For what it's worth, I appreciated the book as "advanced" in comparison to all other techniques books out there, which are quite basic (I'm thinking Ed Jacobs' Creative Counseling Techniques). No other book even delves into much of the content in this book, such as the Jungian and CBT concepts, and outside of a Joseph Campbell book, I have not encountered anything that suggests even deals with metaphors, let alone use of them in therapy.

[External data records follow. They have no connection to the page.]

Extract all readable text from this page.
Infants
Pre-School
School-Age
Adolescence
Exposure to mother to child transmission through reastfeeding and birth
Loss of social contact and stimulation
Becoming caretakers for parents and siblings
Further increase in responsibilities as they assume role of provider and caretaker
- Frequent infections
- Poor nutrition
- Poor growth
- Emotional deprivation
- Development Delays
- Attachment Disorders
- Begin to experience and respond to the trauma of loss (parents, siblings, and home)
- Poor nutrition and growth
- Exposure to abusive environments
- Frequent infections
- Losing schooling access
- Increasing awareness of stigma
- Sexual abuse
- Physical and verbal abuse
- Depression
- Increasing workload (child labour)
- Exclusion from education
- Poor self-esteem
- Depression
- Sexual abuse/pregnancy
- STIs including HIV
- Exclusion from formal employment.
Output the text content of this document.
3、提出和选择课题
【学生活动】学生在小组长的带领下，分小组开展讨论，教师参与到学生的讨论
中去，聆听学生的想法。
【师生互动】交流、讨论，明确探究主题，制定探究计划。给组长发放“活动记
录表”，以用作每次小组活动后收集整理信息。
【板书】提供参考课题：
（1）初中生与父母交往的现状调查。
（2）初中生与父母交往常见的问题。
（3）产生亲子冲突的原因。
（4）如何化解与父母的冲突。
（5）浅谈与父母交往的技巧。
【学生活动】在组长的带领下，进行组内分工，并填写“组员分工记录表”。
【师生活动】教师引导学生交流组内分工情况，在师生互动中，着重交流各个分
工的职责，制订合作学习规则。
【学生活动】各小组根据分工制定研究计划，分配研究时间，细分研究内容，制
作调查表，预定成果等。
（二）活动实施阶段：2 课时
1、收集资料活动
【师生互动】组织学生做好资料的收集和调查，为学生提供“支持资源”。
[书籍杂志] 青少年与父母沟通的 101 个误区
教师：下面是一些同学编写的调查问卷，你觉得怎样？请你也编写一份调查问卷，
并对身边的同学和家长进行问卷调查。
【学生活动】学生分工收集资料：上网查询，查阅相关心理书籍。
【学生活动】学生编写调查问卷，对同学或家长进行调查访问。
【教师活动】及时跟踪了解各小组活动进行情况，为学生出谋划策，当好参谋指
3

While I agree that the concepts may be covered in a basic first-year master's-level theories course, they have yet to be incorporated into any sort of summary book beyond that very class. In essence, once a student graduates with his theory, he probably will never see this stuff again so it makes for a nice reminder. Also, the concepts may be basic but a well-integrated therapist can use the techniques presented in this book because although they are rooted in their theories of origin, they are largely atheoretical and thus can be used effectively regardless of orientation. For instance, I consider myself to be primarily a reality therapist yet I frequently utilize REBT and analytic psychology because my clients can grasp it. This book provides an effective example as to how I can go about doing that.
In summation, I do not believe that the title is "way way off" simply because no other book claims to offer advanced techniques. I supposed when a trout is the only fish in the pond, it can call itself a shark until a real shark comes along (see, there's a metaphor!).